Depuis des mois, on tenait pour morte la commande du groupe américain Republic Airways pour 40 avions CS300, l'une des plus importantes reçues par Bombardier pour sa C Series. Contre toute attente, elle vient de renaître de ses cendres.

FRAGILE

En février 2010, Republic, l'un des plus gros transporteurs régionaux des États-Unis, a donné un élan à la C Series en passant une commande de 40 avions CS300 pouvant transporter de 130 à 160 personnes, plus des options pour 40 autres appareils. Le contrat, évalué à 3,1 milliards US selon les prix officiels, était le tout premier que Bombardier décrochait en Amérique du Nord pour sa nouvelle gamme d'avions.
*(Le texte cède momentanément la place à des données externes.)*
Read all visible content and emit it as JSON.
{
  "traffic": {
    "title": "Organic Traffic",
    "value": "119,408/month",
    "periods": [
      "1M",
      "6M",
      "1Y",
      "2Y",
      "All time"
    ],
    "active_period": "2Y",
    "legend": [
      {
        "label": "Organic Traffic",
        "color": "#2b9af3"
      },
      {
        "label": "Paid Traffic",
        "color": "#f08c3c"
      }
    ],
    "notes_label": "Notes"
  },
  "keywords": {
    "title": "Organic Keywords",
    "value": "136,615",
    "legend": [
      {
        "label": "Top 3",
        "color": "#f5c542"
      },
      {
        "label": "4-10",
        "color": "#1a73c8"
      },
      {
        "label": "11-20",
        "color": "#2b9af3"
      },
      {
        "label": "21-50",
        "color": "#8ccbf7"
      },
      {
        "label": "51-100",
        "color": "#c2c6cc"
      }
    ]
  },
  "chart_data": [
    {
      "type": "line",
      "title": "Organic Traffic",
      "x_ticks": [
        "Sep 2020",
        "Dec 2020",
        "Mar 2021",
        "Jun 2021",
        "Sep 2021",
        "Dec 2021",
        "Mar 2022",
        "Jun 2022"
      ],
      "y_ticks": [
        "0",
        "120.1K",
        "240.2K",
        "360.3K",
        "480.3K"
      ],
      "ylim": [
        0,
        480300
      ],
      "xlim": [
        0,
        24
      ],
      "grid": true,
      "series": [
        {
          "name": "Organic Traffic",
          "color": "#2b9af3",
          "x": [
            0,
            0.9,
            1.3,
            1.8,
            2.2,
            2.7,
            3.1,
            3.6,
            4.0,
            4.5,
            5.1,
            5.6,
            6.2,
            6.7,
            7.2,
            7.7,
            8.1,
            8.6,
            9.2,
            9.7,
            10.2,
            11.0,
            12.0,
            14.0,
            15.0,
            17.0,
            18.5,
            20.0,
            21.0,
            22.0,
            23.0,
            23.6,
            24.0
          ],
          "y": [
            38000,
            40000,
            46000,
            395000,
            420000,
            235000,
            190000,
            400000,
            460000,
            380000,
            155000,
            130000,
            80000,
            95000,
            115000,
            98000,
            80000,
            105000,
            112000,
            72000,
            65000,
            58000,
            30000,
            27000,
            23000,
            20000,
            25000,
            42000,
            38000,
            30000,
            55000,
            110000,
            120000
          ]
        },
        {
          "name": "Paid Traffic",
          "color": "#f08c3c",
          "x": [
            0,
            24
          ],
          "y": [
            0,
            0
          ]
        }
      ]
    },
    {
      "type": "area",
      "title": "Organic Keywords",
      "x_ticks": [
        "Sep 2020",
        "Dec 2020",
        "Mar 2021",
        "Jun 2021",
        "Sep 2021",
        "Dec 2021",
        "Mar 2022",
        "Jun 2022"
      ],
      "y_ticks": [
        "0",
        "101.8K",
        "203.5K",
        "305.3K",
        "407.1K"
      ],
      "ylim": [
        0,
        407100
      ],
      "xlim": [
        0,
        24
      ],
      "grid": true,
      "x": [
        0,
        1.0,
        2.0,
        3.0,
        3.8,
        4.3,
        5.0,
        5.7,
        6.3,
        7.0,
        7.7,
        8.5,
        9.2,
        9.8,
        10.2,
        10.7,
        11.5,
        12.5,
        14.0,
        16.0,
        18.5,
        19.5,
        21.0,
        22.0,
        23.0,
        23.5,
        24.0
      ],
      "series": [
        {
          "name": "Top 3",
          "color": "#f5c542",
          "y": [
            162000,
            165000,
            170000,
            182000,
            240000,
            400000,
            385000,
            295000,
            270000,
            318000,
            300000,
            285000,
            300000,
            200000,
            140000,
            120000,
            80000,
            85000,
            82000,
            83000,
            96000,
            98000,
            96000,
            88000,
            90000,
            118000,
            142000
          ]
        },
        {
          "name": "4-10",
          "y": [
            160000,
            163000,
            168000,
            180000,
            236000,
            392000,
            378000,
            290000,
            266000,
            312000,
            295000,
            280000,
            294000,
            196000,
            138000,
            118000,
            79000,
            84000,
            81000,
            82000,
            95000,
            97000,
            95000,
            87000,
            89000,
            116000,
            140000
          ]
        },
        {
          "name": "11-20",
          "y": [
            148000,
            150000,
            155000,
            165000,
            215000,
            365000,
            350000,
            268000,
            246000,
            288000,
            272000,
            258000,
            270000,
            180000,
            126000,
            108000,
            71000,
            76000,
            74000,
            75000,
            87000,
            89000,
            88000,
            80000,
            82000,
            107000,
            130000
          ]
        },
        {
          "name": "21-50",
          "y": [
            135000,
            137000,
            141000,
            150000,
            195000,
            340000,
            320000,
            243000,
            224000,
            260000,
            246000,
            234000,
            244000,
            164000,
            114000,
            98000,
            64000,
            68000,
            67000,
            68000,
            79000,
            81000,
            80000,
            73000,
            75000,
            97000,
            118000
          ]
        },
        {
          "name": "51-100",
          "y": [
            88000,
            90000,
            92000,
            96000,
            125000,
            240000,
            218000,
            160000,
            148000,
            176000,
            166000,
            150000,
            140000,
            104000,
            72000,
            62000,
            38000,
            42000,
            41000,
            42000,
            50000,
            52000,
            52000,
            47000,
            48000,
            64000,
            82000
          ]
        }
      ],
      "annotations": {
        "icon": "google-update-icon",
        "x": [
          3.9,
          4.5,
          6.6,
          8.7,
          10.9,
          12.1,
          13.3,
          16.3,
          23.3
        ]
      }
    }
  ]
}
Les observateurs de l'industrie doutaient toutefois de la solidité de la commande depuis l'automne 2013, lorsque Republic s'est départi de sa filiale Frontier Airlines, à qui étaient destinés les CS300.

INSOLVABLE

La commande de Republic s'est enfoncée encore plus profondément dans les limbes lorsque l'entreprise s'est placée à l'abri de ses créanciers, en février. Quelle était l'une des raisons invoquées pour cette restructuration judiciaire ? La volonté de Republic d'uniformiser sa flotte en ne conservant que des avions Embraer et en abandonnant ses Q400 de Bombardier. Prenant acte de la situation d'insolvabilité de Republic, Bombardier a retiré les 40 avions CS300 de son plan de production en mai, mais ceux-ci figurent toujours dans le carnet de commandes de la C Series.

SURPRISE

Mercredi, Republic en a surpris beaucoup en annonçant un accord avec Bombardier pour modifier sa commande de CS300. Le document détaillant les changements a été rendu public, mais il est si lourdement caviardé qu'on en apprend bien peu sur les nouvelles clauses du contrat. On sait que la livraison des 40 appareils et le versement des acomptes sont retardés, mais les nouvelles dates sont gardées secrètes. De plus, on ignore si les prix de vente ont été révisés, que ce soit à la baisse ou à la hausse. Un tribunal de New York doit entériner l'entente le 17 novembre.

INTERROGATIONS

Mais pourquoi Republic tient-elle à maintenir en vie une commande aussi hypothétique ? L'accord prévoit que Bombardier laissera tomber des réclamations totalisant 74,6 millions US, soit 70 millions US en acomptes que Republic a omis de verser à l'avionneur pour sa commande et le reste pour des pièces d'appareils Q400. Bombardier recevra à peine 2,2 millions US, dont 1,5 million sous la forme d'une créance non garantie dont le montant ne peut pas être réduit. L'entente constitue un « bond en avant substantiel dans la relation entre Republic et Bombardier et serait grandement bénéfique aux créanciers », soutient Republic.

CONJECTURES

Sur les forums en ligne spécialisés en aviation, on se perd en conjectures pour expliquer les motivations de Republic. Le consultant Scott Hamilton, de la firme Leeham de Seattle, avance que le transporteur a trouvé une façon de garder à bon prix un « actif » qu'il pourrait céder à profit dans quelques années. L'accord interdit à Republic de revendre la commande à un tiers, mais rien ne l'empêcherait, semble-t-il, de la monnayer auprès de Bombardier le jour où des acheteurs pressés se bousculeraient au portillon.

STRATÉGIE

Pour Bombardier, l'intérêt de se montrer conciliant avec Republic n'est pas évident, à moins de considérer l'avenir à plus long terme. « Bombardier détesterait grandement qu'après sa restructuration, Republic commande 80 avions à Embraer », note l'avocat Donald Gray du cabinet Blakes à Toronto. Et si la commande de CS300 devait se concrétiser, Bombardier toucherait les 70 millions US que Republic lui doit. De son côté, l'analyste en aviation Richard Aboulafia du Teal Group, établi en Virginie, croit que Bombardier a simplement voulu éviter de dégarnir son carnet de commandes, qui demeure relativement modeste malgré les contrats récents d'Air Canada et de Delta.

COMMANDES

La famille d'avions C Series de Bombardier compte actuellement des commandes pour 358 appareils. Trois d'entre eux ont été livrés à Swiss jusqu'ici.